In releases prior to 15.0 MR4 ER5, the Radio priority was hardcoded to "4" irrespective of ARP values received by the SGSN from either a GGSN or an HLR.


The following commands are used to create profiles for mapping ARP to RP values and associate the mapping with SGSN (3G) and GPRS (2G) services.
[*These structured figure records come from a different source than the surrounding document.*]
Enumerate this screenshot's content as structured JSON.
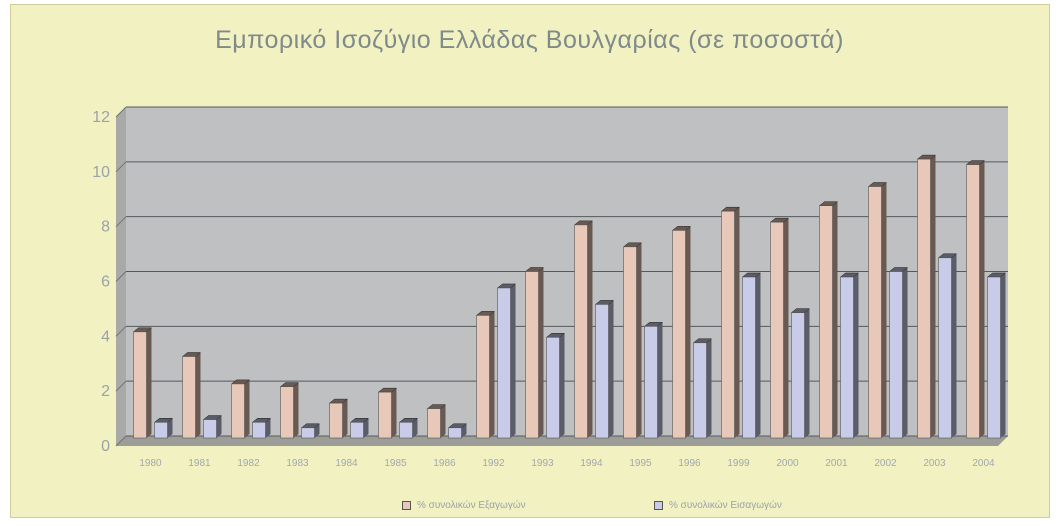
{
  "chart_data": {
    "type": "bar",
    "title": "Εμπορικό Ισοζύγιο Ελλάδας Βουλγαρίας (σε ποσοστά)",
    "categories": [
      "1980",
      "1981",
      "1982",
      "1983",
      "1984",
      "1985",
      "1986",
      "1992",
      "1993",
      "1994",
      "1995",
      "1996",
      "1999",
      "2000",
      "2001",
      "2002",
      "2003",
      "2004"
    ],
    "series": [
      {
        "name": "% συνολικών Εξαγωγών",
        "color": "#e8c8b8",
        "values": [
          3.8,
          2.9,
          1.9,
          1.8,
          1.2,
          1.6,
          1.0,
          4.4,
          6.0,
          7.7,
          6.9,
          7.5,
          8.2,
          7.8,
          8.4,
          9.1,
          10.1,
          9.9
        ]
      },
      {
        "name": "% συνολικών Εισαγωγών",
        "color": "#c8cce8",
        "values": [
          0.5,
          0.6,
          0.5,
          0.3,
          0.5,
          0.5,
          0.3,
          5.4,
          3.6,
          4.8,
          4.0,
          3.4,
          5.8,
          4.5,
          5.8,
          6.0,
          6.5,
          5.8
        ]
      }
    ],
    "yticks": [
      "0",
      "2",
      "4",
      "6",
      "8",
      "10",
      "12"
    ],
    "ylim": [
      0,
      12
    ],
    "grid": true,
    "legend_position": "bottom"
  }
}
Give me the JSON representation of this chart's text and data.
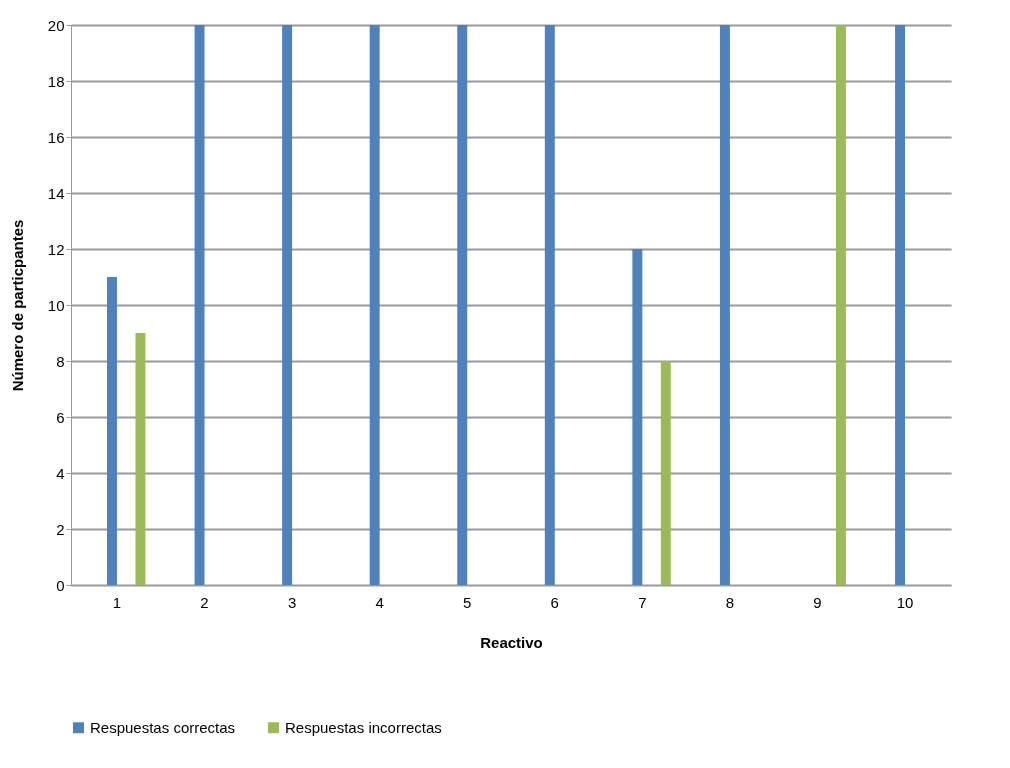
{
  "chart_data": {
    "type": "bar",
    "xlabel": "Reactivo",
    "ylabel": "Número de particpantes",
    "categories": [
      "1",
      "2",
      "3",
      "4",
      "5",
      "6",
      "7",
      "8",
      "9",
      "10"
    ],
    "series": [
      {
        "name": "Respuestas correctas",
        "color": "#4f81bd",
        "values": [
          11,
          20,
          20,
          20,
          20,
          20,
          12,
          20,
          0,
          20
        ]
      },
      {
        "name": "Respuestas incorrectas",
        "color": "#9bbb59",
        "values": [
          9,
          0,
          0,
          0,
          0,
          0,
          8,
          0,
          20,
          0
        ]
      }
    ],
    "ylim": [
      0,
      20
    ],
    "yticks": [
      0,
      2,
      4,
      6,
      8,
      10,
      12,
      14,
      16,
      18,
      20
    ],
    "grid": "y",
    "legend": "bottom"
  }
}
Use the following command in the SGSN Global configuration mode to create an ARP-RP mapping profile:

configure 
    sgsn-global 
         qos-arp-rp-map-profile  arp_profile_name 
         no qos-arp-rp-map-profile  arp_profile_name 
         end 

Notes:

  • arp_profile_name - Enter a string of 1 to 64 alphanumeric characters to identify the mapping profile and moves into the ARP-RP mapping profile configuration mode.
  • no qos-arp-rp-map-profile - Removes the profile definition from the configuration.

When the ARP-RP mapping profile is created, the default ARP-RP mapping is automatically included (see default values in the Notes section below). This arp command, in the ARP-RP mapping profile configuration mode, modifies the ARP-RP mapping for the profile.

configure 
    sgsn-global 
         qos-arp-rp-map-profile  arp_profile_name 
              arparp_value radio-priority  rp_value 
              end 

Notes:

  • arp_value - Defines the allocation retention priority. Enter an integer from 1 to 3.
  • rp_value - Defines the radio priority. Enter an integer from 1 to 4.
  • Default ARP-RP mapping would be
    • ARP1 RP4
    • ARP2 RP4
    • ARP3 RP4
  • Use the show sgsn-mode command to display the ARP-RP profile and configuration.
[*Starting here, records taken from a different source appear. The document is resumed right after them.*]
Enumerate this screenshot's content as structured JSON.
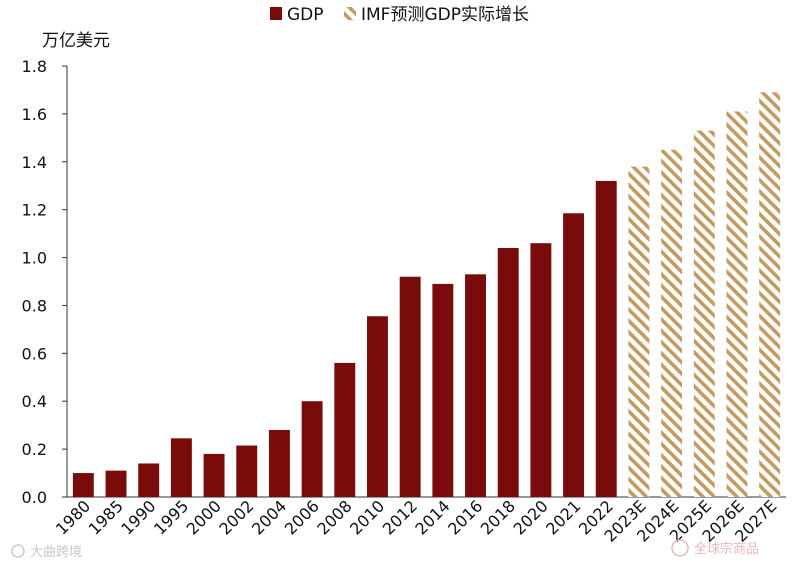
{
  "chart_data": {
    "type": "bar",
    "unit_label": "万亿美元",
    "categories": [
      "1980",
      "1985",
      "1990",
      "1995",
      "2000",
      "2002",
      "2004",
      "2006",
      "2008",
      "2010",
      "2012",
      "2014",
      "2016",
      "2018",
      "2020",
      "2021",
      "2022",
      "2023E",
      "2024E",
      "2025E",
      "2026E",
      "2027E"
    ],
    "series": [
      {
        "name": "GDP",
        "color": "#7a0b0b",
        "values": [
          0.1,
          0.11,
          0.14,
          0.245,
          0.18,
          0.215,
          0.28,
          0.4,
          0.56,
          0.755,
          0.92,
          0.89,
          0.93,
          1.04,
          1.06,
          1.185,
          1.32,
          null,
          null,
          null,
          null,
          null
        ]
      },
      {
        "name": "IMF预测GDP实际增长",
        "color": "#c49a5e",
        "pattern": "diagonal-hatch",
        "values": [
          null,
          null,
          null,
          null,
          null,
          null,
          null,
          null,
          null,
          null,
          null,
          null,
          null,
          null,
          null,
          null,
          null,
          1.38,
          1.45,
          1.53,
          1.61,
          1.69
        ]
      }
    ],
    "ylim": [
      0,
      1.8
    ],
    "yticks": [
      "0.0",
      "0.2",
      "0.4",
      "0.6",
      "0.8",
      "1.0",
      "1.2",
      "1.4",
      "1.6",
      "1.8"
    ],
    "grid": false,
    "legend_position": "top"
  },
  "watermarks": {
    "left": "大曲跨境",
    "right": "全球宗商品"
  }
}
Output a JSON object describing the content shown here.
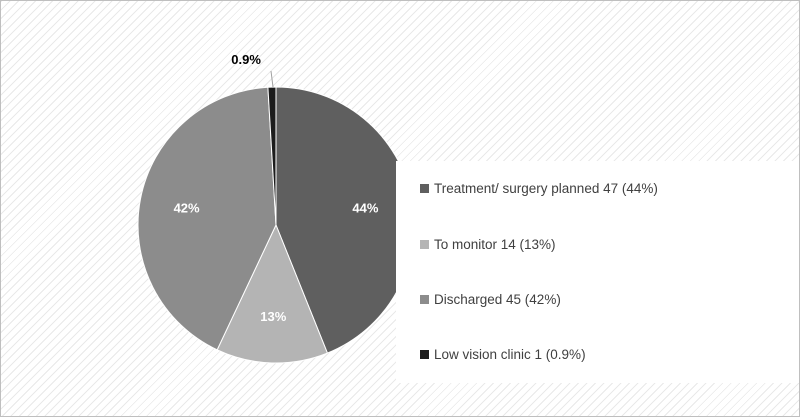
{
  "chart_data": {
    "type": "pie",
    "slices": [
      {
        "legend": "Treatment/ surgery planned 47 (44%)",
        "value": 47,
        "percent_label": "44%",
        "color": "#5f5f5f",
        "label_color": "#ffffff"
      },
      {
        "legend": "To monitor 14 (13%)",
        "value": 14,
        "percent_label": "13%",
        "color": "#b4b4b4",
        "label_color": "#ffffff"
      },
      {
        "legend": "Discharged 45 (42%)",
        "value": 45,
        "percent_label": "42%",
        "color": "#8c8c8c",
        "label_color": "#ffffff"
      },
      {
        "legend": "Low vision clinic 1 (0.9%)",
        "value": 1,
        "percent_label": "0.9%",
        "color": "#1c1c1c",
        "label_color": "#000000"
      }
    ],
    "start_angle": "12 o'clock",
    "direction": "clockwise",
    "legend_position": "right"
  }
}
The radio-priority keyword in the sm commands in both the GPRS-Service and SGSN-Service configuration modes. This keyword is used to associate an ARP-RP mapping profile with a 2G and/or a 3G service.

configure 
    context  context_name 
         gprs-service  service_name 
              sm radio-priority from-arp arp_profile_name 
              no sm radio-priority from-arp arp_profile_name 
              end 

Notes:

  • This example illustrates the GPRS Service configuration mode, but either GPRS or SGSN Service configuration modes could be entered. The command sequent would have to be repeated, once for each type of service, to associate the ARP-RP profile with both types of services.
  • no sm radio-priority from-arp - This command will remove the association from the configuration.
  • Use the show configuration command to display the association.